OpenLeukemia is a patient-centered platform for organizing leukemia-related medical data, tracking changes over time, and turning complex results into understandable explanations without replacing a physician.
The project is guided by the principles in PROJECT_CHARTER.md and the system design in ARCHITECTURE.md.
For the MVP, the project intentionally keeps the general backend surface small:
React frontend
|
+--> Supabase
| - Auth
| - Postgres
| - Storage
| - Row Level Security
| - Edge Functions
|
+--> Python AI service
- ML inference
- document extraction
- OCR / parsing
- model-facing endpoints
Use Supabase for ordinary product workflows. Use the Python AI service only when the task genuinely needs Python, ML, or heavier compute.
- Frontend: React, TypeScript, Vite
- Platform layer: Supabase Auth, Postgres, Storage, Edge Functions
- AI service: Python, FastAPI
- AI/ML: PyTorch, XGBoost, scikit-learn, Gemma or another LLM for extraction and explanation tasks
frontend/ React + TypeScript application
ai-service/ Python service for ML and extraction workloads
supabase/ migrations, policies, and Edge Functions
ml/ machine learning workspace
docs/ project documentation
- Registration does not mean blanket consent.
- Patient data belongs to the patient.
- AI may explain and summarize, but must not diagnose.
- Structured ML handles prediction and trend detection; LLMs handle extraction and explanation.

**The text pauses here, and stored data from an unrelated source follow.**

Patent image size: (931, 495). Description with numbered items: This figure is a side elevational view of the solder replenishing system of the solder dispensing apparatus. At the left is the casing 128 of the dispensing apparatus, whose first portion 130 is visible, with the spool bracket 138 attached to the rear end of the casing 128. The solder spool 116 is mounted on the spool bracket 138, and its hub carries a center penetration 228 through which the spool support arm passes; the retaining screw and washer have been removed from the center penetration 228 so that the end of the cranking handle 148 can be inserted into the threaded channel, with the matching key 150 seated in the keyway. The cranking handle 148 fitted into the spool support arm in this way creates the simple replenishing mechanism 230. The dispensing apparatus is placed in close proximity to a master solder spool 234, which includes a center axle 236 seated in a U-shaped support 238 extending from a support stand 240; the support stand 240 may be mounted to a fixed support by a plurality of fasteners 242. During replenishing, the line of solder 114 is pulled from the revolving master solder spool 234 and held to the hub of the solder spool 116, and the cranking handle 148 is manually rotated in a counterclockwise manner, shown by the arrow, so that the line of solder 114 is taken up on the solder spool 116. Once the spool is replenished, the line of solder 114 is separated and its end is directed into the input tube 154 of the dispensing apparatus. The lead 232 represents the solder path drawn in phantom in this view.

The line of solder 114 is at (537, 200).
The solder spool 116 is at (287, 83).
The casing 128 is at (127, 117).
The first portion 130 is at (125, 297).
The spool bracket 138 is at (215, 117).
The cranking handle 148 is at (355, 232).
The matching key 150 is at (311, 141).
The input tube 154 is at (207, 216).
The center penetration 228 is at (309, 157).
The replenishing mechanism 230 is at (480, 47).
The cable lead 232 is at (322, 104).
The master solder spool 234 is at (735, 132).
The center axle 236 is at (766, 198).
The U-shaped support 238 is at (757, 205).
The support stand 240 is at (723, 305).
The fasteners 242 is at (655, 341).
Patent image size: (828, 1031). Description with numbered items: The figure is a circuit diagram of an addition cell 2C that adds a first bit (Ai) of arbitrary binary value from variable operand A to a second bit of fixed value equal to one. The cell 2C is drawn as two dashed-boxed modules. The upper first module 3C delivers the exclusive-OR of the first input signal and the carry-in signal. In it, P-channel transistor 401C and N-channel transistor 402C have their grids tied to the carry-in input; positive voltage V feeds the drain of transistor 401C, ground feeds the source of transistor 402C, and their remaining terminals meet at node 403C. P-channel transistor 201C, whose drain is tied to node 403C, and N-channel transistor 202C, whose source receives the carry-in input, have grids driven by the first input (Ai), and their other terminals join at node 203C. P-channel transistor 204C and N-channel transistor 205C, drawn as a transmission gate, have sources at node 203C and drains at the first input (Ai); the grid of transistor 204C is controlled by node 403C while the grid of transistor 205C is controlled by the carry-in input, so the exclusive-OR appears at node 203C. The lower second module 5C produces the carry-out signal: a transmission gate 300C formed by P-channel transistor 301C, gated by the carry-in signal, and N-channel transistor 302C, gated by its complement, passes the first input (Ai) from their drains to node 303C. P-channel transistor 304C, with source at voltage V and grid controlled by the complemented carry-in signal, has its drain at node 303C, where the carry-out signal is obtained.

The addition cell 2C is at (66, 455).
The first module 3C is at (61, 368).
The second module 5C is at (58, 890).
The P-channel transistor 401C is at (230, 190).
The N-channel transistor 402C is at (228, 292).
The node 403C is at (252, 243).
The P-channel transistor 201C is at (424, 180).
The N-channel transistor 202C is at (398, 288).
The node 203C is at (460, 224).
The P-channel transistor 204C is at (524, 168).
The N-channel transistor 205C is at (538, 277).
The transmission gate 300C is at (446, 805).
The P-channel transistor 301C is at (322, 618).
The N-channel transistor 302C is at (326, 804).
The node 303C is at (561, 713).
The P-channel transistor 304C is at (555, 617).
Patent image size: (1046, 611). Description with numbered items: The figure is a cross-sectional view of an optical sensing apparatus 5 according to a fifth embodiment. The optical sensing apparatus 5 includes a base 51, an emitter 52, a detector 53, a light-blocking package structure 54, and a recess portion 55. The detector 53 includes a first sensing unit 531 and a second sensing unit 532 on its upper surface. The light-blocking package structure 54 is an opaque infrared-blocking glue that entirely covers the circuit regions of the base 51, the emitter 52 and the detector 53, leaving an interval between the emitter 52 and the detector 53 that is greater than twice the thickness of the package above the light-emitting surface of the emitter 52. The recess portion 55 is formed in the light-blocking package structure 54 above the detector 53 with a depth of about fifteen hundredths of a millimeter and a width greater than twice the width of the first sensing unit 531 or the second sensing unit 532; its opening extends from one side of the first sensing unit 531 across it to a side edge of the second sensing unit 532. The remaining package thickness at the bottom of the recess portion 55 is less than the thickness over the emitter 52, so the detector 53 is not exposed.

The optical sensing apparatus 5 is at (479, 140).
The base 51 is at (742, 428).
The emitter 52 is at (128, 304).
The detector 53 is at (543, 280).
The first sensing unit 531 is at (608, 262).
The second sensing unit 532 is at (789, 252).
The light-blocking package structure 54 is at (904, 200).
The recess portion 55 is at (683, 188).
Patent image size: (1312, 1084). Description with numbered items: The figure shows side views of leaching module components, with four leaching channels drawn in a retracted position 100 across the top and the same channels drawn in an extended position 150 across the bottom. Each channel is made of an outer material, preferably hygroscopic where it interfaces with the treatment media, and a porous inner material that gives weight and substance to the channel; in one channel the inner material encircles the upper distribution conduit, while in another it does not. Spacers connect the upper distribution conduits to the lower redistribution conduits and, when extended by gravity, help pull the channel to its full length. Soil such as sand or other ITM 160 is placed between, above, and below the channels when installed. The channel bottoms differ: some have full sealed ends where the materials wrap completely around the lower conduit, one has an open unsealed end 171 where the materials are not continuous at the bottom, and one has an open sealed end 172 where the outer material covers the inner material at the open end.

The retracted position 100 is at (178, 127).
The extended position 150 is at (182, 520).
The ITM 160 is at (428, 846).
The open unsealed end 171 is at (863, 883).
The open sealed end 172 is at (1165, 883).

- Privacy-sensitive workflows should prefer minimal collection and explicit consent.
- Node.js 22+
- npm 10+
- Python 3.12+
From the repository root:
npm installThis project uses npm workspaces, so frontend dependencies are installed once in the repository root node_modules/.
cd ai-service
python -m venv .venv
.\.venv\Scripts\Activate.ps1
python -m pip install -e ".[dev]"cd ai-service
.\.venv\Scripts\python.exe -m uvicorn app.main:app --reloadDefault local API URL:
http://127.0.0.1:8000
Health check:
http://127.0.0.1:8000/health
From the repository root:
npm --workspace frontend run devDefault local frontend URL:
http://127.0.0.1:5173
Useful pages:
/landing page/docsproject documentation page/appearly patient dashboard
npm run lint:frontend
npm run typecheck:frontend
npm test --workspace frontendcd ai-service
.\.venv\Scripts\python.exe -m ruff check .
.\.venv\Scripts\python.exe -m pytest
.\.venv\Scripts\python.exe -m mypy appnpm --workspace frontend run buildGitHub Actions runs frontend checks and AI-service checks on pushes to main and on pull requests.
GitHub Pages deployment is handled by .github/workflows/pages.yml and publishes the built frontend from frontend/dist.
- Prefer clear names over clever ones.
- Keep functions small and responsibility-focused.
- Reuse existing local patterns before introducing new abstractions.
- Use typed models and structured parsing instead of ad hoc string manipulation.
- Keep frontend components feature-oriented and Python code domain-oriented.
- Add comments only where they genuinely reduce reading effort.
- Keep patient-facing text careful, calm, and non-diagnostic.
- Build mobile-first responsive layouts.
- Keep the public site lightweight: avoid unnecessary heavy animation, video, or large assets.
- Maintain both light and dark themes.
- Preserve accessible interaction patterns for menus, forms, and dialogs.
- Keep brand color usage centered on red, but avoid making every surface the same hue.
- Keep routine CRUD, auth, storage, and access-control flows close to Supabase.
- Use Row Level Security as a primary protection layer.
- Keep consent logic explicit and auditable.
- Put lightweight server logic in
supabase/functions/.
- Keep the AI service focused on Python-native workloads.
- Route handlers should stay thin.
- Put reusable logic into services and domain modules.
- Use explicit schemas for all requests and responses.
- Keep model outputs explainable and non-diagnostic.
structured data -> validated ML -> LLM explanation -> patient understanding
Gemma or another LLM may help with:
- PDF/document extraction;
- plain-language explanation;
- FAQ-style responses from curated knowledge;
- translation of medical wording.
Gemma or another LLM must not be the final decision-maker for:
- relapse detection;
- diagnosis;
- urgent clinical judgment;
- treatment recommendations.
The user should decide separately whether to:
[ ] store data in cloud
[ ] participate in research
[ ] anonymously improve AI
[ ] share with the community
Every consent must be:
- explicit;
- independent;
- revocable;
- visible to the user.
The project is in early implementation. The repository already contains:
- a public landing page;
- a documentation page;
- an early dashboard;
- a focused Python AI service skeleton;
- a Supabase workspace for migrations, policies, and Edge Functions;
- linting, type checking, tests, and CI;
- architecture and project-charter documents.